With his white hair, bushy eye brows and ready smile, the 70-year-old Alben Barkley looked like a kindly grandfather. But although he reinforced this impression by listening patiently and telling amusing stories in one-on-one conversation, Barkley was a spark plug when on the stump. During his 1923 campaign to be the Democratic nominee for Governor of Kentucky, he had crisscrossed the state relentlessly, giving speech after speech and earning the name "Iron Man." Though he lost the race, he never abandoned his remarkable work ethic, winning a Senate seat in 1926 and becoming Majority Leader of the Senate under FDR.
That majority had evaporated in the 1946 midterm elections, which saw Republicans wipe the floor with the Democrats. Though the 80th session passed more than 900 bills, many of these were incremental measures that failed to address the pressing issues of the day. Led by Robert Taft, whose motto was "The duty of the opposition is to oppose," they stifled the President's plans for education, healthcare, low income housing and more, leading to him memorably labeling them the "do-nothing Congress" in 1948.

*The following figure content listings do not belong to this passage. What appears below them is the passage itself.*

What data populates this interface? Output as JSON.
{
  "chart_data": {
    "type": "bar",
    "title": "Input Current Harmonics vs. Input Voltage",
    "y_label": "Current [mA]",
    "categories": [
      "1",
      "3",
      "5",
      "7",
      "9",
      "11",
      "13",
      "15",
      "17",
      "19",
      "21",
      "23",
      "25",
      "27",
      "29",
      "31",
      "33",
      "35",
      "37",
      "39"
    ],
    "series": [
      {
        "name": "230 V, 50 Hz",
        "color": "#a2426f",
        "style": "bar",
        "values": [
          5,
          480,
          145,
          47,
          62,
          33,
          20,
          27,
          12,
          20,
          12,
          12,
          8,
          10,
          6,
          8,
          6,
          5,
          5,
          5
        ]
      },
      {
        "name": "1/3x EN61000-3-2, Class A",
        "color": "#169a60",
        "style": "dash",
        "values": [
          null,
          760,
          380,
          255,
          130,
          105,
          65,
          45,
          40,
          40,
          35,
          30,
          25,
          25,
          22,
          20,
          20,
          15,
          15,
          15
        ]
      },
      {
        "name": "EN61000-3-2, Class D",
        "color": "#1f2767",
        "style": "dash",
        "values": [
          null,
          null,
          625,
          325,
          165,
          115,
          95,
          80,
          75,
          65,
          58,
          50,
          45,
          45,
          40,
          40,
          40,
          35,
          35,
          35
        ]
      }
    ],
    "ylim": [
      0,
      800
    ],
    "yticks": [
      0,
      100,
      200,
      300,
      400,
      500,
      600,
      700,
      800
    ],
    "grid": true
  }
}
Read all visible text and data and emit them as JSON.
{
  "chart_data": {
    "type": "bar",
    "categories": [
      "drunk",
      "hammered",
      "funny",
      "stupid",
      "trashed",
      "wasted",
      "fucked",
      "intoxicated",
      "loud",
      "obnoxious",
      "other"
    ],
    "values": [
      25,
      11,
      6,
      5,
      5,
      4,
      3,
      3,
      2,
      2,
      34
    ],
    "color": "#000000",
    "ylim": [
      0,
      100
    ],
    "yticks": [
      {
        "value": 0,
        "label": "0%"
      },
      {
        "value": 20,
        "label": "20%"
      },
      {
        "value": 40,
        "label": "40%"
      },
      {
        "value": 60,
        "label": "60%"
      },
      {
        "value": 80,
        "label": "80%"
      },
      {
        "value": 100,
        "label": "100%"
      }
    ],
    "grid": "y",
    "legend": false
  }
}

Truman came into the 1948 Democratic National Convention in Philadelphia under a cloud. Americans for Democratic Action (ADA), FDR's sons and several big city bosses wanted Eisenhower to replace him on the ticket. The left-leaning wing of the party soon fled to follow Henry Wallace under the Progressive Party banner, while the previously "Solid South" was shaken to its foundations by Truman's ambitious civil rights program.
So there was a feeling of doom in the convention hall when Alben Barkley strode to the podium. At least until he spoke. Bristling at the suggestion that Truman was "a gone goose" as Clare Boothe Luce had said at the Republican National Convention, Barkley rolled back the years with a rousing speech that quoted the Old Testament, invoked Lincoln and Thomas Jefferson, and took the Republicans to task for causing gridlock in Washington.
With Hubert Humphrey delivering his landmark civil rights address and Truman giving one of his best speaking performances, the Democratic delegates came to life, finally believing that they at least had a fighting chance of besting the GOP "dream ticket" of Thomas Dewey and Earl Warren come November.
This chance would have come to nothing had not Truman and Barkley continued their pugilism at the podium during the campaign that followed. As Harry gave 'em hell at 352 whistle stops across the country, Barkley was doing a yeoman's job himself, delivering nearly 250 addresses during a grueling, 36-state schedule that proved the "Iron Man" was still made of strong stuff, even as he entered the last few years of his life. Some anti-Truman newspapers unfairly called him "the poor man's candidate" because many of his audiences were small, but his consistent effort soon yielded a rich dividend.
The scrappy old duo of Truman and Barkley outworked and out-punched their younger, meeker Republican opponents across the country, toiling right up until Election Day, even as their opponents rested up. The results? Truman stayed in the White House and the Democrats kicked out the "do nothing" Congress. So maybe the VP choice isn't (always) just an afterthought, at least not when they're made of iron. 2016 election hopefuls take note.